If a manager or coworker is harassing you, they’re probably not going to stop just because you reported them. In fact, they might become more aggressive towards you once you report them, making it even more dangerous for you to stay at your job.
Therefore, the safest thing you can do if you’re experiencing harassment at work is to quit your job. However, many people can’t just up and quit their jobs.
This can be especially true if you work as an employee for a large organization. In such cases, you may have to follow specific processes in order to quit your job.

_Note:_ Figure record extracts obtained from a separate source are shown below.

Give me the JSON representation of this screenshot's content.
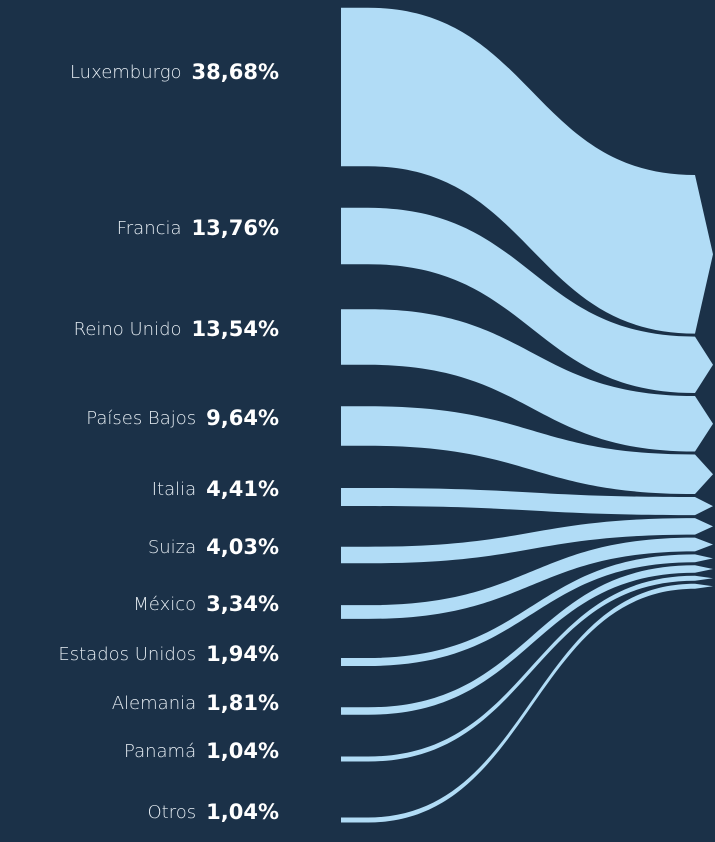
{
  "chart_data": {
    "type": "sankey",
    "categories": [
      "Luxemburgo",
      "Francia",
      "Reino Unido",
      "Países Bajos",
      "Italia",
      "Suiza",
      "México",
      "Estados Unidos",
      "Alemania",
      "Panamá",
      "Otros"
    ],
    "values": [
      38.68,
      13.76,
      13.54,
      9.64,
      4.41,
      4.03,
      3.34,
      1.94,
      1.81,
      1.04,
      1.04
    ],
    "value_labels": [
      "38,68%",
      "13,76%",
      "13,54%",
      "9,64%",
      "4,41%",
      "4,03%",
      "3,34%",
      "1,94%",
      "1,81%",
      "1,04%",
      "1,04%"
    ],
    "color": "#b1dcf6"
  }
}
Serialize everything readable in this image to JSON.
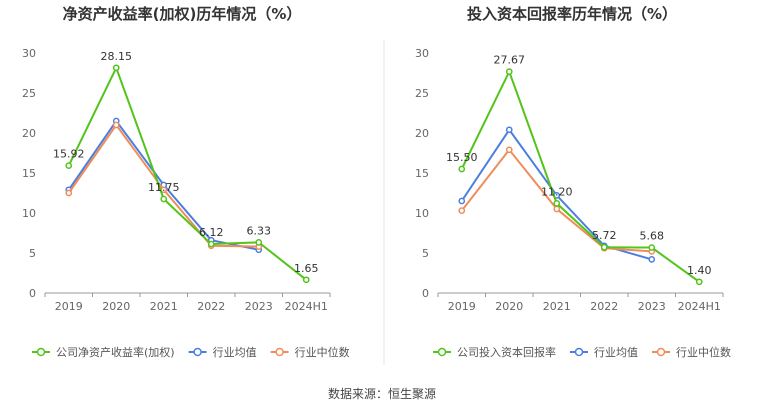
{
  "chart_data": [
    {
      "type": "line",
      "title": "净资产收益率(加权)历年情况（%）",
      "categories": [
        "2019",
        "2020",
        "2021",
        "2022",
        "2023",
        "2024H1"
      ],
      "ylim": [
        0,
        30
      ],
      "yticks": [
        "0",
        "5",
        "10",
        "15",
        "20",
        "25",
        "30"
      ],
      "grid": false,
      "legend_position": "bottom-left",
      "series": [
        {
          "name": "公司净资产收益率(加权)",
          "color": "#52c41a",
          "values": [
            15.92,
            28.15,
            11.75,
            6.12,
            6.33,
            1.65
          ],
          "labels": [
            "15.92",
            "28.15",
            "11.75",
            "6.12",
            "6.33",
            "1.65"
          ]
        },
        {
          "name": "行业均值",
          "color": "#4a7fe0",
          "values": [
            12.9,
            21.5,
            13.5,
            6.6,
            5.4,
            null
          ]
        },
        {
          "name": "行业中位数",
          "color": "#f08c5a",
          "values": [
            12.5,
            21.0,
            12.9,
            5.9,
            5.8,
            null
          ]
        }
      ]
    },
    {
      "type": "line",
      "title": "投入资本回报率历年情况（%）",
      "categories": [
        "2019",
        "2020",
        "2021",
        "2022",
        "2023",
        "2024H1"
      ],
      "ylim": [
        0,
        30
      ],
      "yticks": [
        "0",
        "5",
        "10",
        "15",
        "20",
        "25",
        "30"
      ],
      "grid": false,
      "legend_position": "bottom-left",
      "series": [
        {
          "name": "公司投入资本回报率",
          "color": "#52c41a",
          "values": [
            15.5,
            27.67,
            11.2,
            5.72,
            5.68,
            1.4
          ],
          "labels": [
            "15.50",
            "27.67",
            "11.20",
            "5.72",
            "5.68",
            "1.40"
          ]
        },
        {
          "name": "行业均值",
          "color": "#4a7fe0",
          "values": [
            11.5,
            20.4,
            12.2,
            5.9,
            4.2,
            null
          ]
        },
        {
          "name": "行业中位数",
          "color": "#f08c5a",
          "values": [
            10.3,
            17.9,
            10.5,
            5.6,
            5.2,
            null
          ]
        }
      ]
    }
  ],
  "footer": {
    "source": "数据来源：恒生聚源"
  }
}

If you’re working for a large organization, you may be able to report the harassment to your HR department and receive assistance in quitting your job.
If you’ve experienced harassment at work, there’s a good chance you’ll want to get your aggressors in trouble. Luckily, many workplaces have policies that allow you to report harassment and get your aggressors in trouble.
In fact, many workplaces have policies that allow you to report harassment and get your aggressors in trouble through mediation. Mediation is a way of resolving disputes that doesn’t involve going to court.
It can be used to resolve disputes between coworkers, between an employee and their manager or between you and your manager. If you want to report workplace harassment but don’t want to go to court, mediation might be the best way to get your aggressors in trouble while keeping the matter under control.
If you’ve experienced workplace harassment, it can feel like there’s no end in sight. However, if you follow the advice outlined in this article, you can get your aggressors in trouble and put an end to the harassment.
In order to do so, you must first report the harassment to your employer and provide evidence that supports your claim. Then, you must follow your company’s dispute resolution procedures and report the harassment to your company’s HR department.
Finally, you must follow your company’s dispute resolution procedures and report the harassment to your company’s HR department.